Permissions, hygiene, and governance

  • Limit who can edit structures (add fields, change formulas).
  • Everyone can edit Current and Confidence for the KRs they own.
  • Create a quarterly archive: when Quarter ≠ current, move Objectives/KRs into an “Archive” view to keep dashboards fast.
  • Add a short OKR playbook page: how to write a good Objective, how to pick KRs, how to score confidence, and your update cadence.

Integrations that add leverage

  • Google Sheets / Data sources: if your numbers live in Sheets, link the source in KR template and paste snapshots weekly. For advanced users, use Zapier/Make to push a cell value into the KR’s Current property.
  • Slack/Teams: post a digest every Friday with Objectives at Risk (filter + Notion automation or a Zap).
  • Calendar: schedule a 20-minute “OKR update” recurring block for each owner.

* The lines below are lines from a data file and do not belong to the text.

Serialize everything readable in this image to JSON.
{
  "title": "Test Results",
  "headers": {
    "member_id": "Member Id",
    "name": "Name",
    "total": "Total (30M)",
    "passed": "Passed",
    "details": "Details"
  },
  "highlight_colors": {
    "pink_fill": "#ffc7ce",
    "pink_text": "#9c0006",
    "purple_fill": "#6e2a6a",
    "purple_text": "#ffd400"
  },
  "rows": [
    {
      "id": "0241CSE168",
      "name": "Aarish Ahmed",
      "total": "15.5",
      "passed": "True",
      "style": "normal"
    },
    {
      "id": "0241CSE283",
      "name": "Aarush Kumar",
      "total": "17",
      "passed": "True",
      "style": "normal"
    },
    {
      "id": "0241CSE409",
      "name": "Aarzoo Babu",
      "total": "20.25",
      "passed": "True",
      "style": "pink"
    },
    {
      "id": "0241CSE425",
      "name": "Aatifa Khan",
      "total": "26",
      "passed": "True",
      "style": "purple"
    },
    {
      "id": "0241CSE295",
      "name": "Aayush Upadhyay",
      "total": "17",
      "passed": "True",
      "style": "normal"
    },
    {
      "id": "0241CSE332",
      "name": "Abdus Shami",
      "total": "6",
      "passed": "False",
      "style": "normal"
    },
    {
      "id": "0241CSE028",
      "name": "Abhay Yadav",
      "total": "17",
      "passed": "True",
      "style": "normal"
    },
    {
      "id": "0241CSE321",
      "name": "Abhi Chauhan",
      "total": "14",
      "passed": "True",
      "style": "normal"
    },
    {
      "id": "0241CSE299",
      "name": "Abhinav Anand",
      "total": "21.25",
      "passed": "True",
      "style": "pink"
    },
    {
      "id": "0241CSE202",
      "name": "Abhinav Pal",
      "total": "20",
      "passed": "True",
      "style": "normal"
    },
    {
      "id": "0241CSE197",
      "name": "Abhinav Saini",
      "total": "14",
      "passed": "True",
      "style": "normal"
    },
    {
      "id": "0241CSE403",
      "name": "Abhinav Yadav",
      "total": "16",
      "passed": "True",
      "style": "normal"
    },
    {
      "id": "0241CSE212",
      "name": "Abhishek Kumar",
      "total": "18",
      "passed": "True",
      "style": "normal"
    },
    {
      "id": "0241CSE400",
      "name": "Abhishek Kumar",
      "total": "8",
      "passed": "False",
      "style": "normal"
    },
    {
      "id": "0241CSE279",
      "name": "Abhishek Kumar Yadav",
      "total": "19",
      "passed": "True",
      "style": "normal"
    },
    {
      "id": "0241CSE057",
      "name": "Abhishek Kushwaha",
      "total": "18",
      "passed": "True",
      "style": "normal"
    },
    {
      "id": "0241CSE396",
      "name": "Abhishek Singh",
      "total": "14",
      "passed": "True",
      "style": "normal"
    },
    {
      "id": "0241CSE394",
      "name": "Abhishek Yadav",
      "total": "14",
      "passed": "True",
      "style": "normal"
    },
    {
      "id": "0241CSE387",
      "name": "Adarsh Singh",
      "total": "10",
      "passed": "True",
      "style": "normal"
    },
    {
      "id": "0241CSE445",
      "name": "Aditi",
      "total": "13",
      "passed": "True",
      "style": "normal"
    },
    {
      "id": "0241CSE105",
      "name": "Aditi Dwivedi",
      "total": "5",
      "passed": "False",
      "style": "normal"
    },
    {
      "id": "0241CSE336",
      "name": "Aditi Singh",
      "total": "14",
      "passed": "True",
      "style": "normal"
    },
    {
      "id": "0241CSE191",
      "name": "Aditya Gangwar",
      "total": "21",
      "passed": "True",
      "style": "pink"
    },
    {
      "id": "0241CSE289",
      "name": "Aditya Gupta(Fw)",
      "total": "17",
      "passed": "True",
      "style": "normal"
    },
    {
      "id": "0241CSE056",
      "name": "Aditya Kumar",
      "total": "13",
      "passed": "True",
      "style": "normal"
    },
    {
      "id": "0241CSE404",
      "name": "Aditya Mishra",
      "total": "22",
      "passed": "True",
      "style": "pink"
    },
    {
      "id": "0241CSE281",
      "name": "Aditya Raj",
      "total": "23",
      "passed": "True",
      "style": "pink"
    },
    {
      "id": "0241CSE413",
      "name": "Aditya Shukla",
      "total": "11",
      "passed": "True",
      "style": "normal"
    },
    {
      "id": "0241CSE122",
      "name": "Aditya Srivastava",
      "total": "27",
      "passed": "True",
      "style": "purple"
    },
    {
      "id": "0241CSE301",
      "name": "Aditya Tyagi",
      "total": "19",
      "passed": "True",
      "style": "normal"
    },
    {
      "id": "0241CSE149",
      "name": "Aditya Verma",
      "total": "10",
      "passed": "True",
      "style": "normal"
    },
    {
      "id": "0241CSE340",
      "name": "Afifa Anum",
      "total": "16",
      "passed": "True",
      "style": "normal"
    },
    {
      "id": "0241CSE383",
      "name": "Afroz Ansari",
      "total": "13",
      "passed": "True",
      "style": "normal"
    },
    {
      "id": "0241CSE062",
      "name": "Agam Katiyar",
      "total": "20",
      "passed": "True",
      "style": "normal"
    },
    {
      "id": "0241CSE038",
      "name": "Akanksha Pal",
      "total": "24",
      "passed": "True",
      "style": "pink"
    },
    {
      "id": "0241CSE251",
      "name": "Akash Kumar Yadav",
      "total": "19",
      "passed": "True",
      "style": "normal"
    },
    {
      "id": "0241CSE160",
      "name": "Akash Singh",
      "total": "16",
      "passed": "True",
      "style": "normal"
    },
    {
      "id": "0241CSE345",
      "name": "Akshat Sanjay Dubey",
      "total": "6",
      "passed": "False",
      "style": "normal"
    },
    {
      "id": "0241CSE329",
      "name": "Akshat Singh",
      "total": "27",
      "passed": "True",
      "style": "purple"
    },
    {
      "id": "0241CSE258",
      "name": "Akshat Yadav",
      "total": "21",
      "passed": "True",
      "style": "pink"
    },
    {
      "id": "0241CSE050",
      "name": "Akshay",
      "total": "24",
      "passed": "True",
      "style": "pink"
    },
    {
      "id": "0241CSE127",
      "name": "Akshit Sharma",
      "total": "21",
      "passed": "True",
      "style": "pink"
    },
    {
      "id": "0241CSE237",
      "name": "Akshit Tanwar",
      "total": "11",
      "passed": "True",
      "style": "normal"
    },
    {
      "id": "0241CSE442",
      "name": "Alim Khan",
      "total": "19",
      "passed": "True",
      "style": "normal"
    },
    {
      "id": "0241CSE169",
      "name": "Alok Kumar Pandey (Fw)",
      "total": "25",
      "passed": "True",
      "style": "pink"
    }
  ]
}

Common mistakes (and quick fixes)

  • Counting tasks as KRs. KRs measure outcomes, not activity. Fix: move tasks to Initiatives and keep KRs numeric.
  • Too many KRs per Objective. Keep 2–5. More dilutes focus.
  • Binary KRs only. Milestones are okay but include at least one rate/quantity KR to show progress weekly.
  • Inconsistent measurement. Define the exact report or query that feeds each KR in the template.
  • Update fatigue. Use the Updates db and a single weekly ritual; forbid midweek score thrash.

A 10-step rollout in one afternoon

  1. Create the four databases.
  2. Add the properties above (copy/paste formulas).
  3. Connect Relations and basic Rollups.
  4. Build the three templates (Objective, KR, Initiative).
  5. Create the OKR HQ page with linked views.
  6. Enter Company Objectives and 2–5 KRs each.
  7. For each KR, set Baseline, Target, Direction, Due, Owner.
  8. Add 1–3 Initiatives per KR (don’t overfill).
  9. Schedule a 20-minute weekly update block for KR owners.
  10. After the first week, prune fields you didn’t touch and rename anything confusing.

The payoff

With this setup, OKRs stop being a slide deck and become a living system. Objectives hold narrative and alignment; Key Results hold the math; Initiatives connect the work; formulas and rollups keep leaders informed without manual reporting. Every Friday, owners update one number and a sentence, and your dashboards tell the truth.